GovernmentHealthIT reports that on January 16, 2008 at a workshop on HIPAA security, CMS announced that it will begin its audits by reviewing 10 to 20 hospitals in the next nine months for
compliance with the HIPAA Security Rule.  As posted earlier on this Blog, CMS has contracted with PriceWaterhouseCoopers (PWC), an accounting and consulting firm, to help with the reviews.

Who Will Be Audited?   Tony Trenkle, Director of CMS’ Office of e-Health Standards and Services, stated at the January 16th workshop that the first reviews will be at hospitals where CMS has received complaints about security practices.  Then, CMS will move onto auditing "larger" hospitals nationwide.

What Will CMS Look For?   CMS representatives state that before a visit, the CMS-PWC team will request documents required under the HIPAA Security Rule, such as the hospital’s security risk assessment and its remote access policies.  Director Trenkle indicated that remote access to data and use of portable storage devices are among the issues that CMS will focus on.  Lorraine Doo, senior policy adviser at the Office of E-health Standards and Services, elaborated that CMS-PWC will interview the compliance officer, security director, lead systems security manager and access controls manager at each hospital.

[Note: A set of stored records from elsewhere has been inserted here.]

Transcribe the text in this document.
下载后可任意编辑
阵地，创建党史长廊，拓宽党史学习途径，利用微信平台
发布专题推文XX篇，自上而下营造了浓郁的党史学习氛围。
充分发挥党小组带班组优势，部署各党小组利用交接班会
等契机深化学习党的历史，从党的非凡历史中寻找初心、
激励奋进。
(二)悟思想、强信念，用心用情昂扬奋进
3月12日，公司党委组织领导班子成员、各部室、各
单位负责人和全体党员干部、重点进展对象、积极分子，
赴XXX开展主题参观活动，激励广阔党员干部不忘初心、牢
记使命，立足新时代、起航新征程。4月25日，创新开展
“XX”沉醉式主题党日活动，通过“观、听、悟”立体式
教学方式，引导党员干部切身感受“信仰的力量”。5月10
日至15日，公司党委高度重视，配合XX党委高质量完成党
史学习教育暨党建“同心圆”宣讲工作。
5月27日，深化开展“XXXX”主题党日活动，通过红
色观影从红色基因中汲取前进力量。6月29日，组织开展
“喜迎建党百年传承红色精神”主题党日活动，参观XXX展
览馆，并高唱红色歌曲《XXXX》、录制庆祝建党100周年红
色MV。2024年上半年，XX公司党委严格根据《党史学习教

Consequences:   Hospitals will be invited to comment on the CMS-PWC team’s findings before the results are final.  After the reviews, CMS will publish the results of the security review, but not the organizations’ names, on its website.  However, if the review uncovers major lapses, Ms. Doo indicates that CMS could fine a hospital or levy other punishments allowed for under the HIPAA statute.


Helen’s HIPAA Hint: The comment made by CMS’ Senior Policy Advisor, Ms. Doo, will likely make covered entities ask who is a “Lead Systems Security Manager” and who is an “Access Controls Manager”? and did the Security Rule require us to appoint such individuals?   The technical answer is “no,” the Security Rule only expressly requires a covered entity to appoint a Security Officer. However, the practical answer is that in order for the covered entity to insure that the required technical, physical and administrative safeguards are effectively implemented, monitored and revised as needed, the “buck must stop” (as they say) ultimately with someone. 

In smaller organizations, the Security Officer may have to take on all of these roles.  However, larger entities may find it necessary to create a “team” of individuals who will work in tandem with the Security Officer in make sure that the entity is in full compliance. 

So, if a covered entity does not have an Access Controls Manager or a Lead Systems Security Manager will CMS find this organization non-compliant?  I do not think so, as long as the entity can demonstrate that a specific individual is or specific individuals are ultimately responsible for making sure that all of the Security Rule’s safeguards are effectively implemented, being monitored and audited, and issues are being addressed as they come up.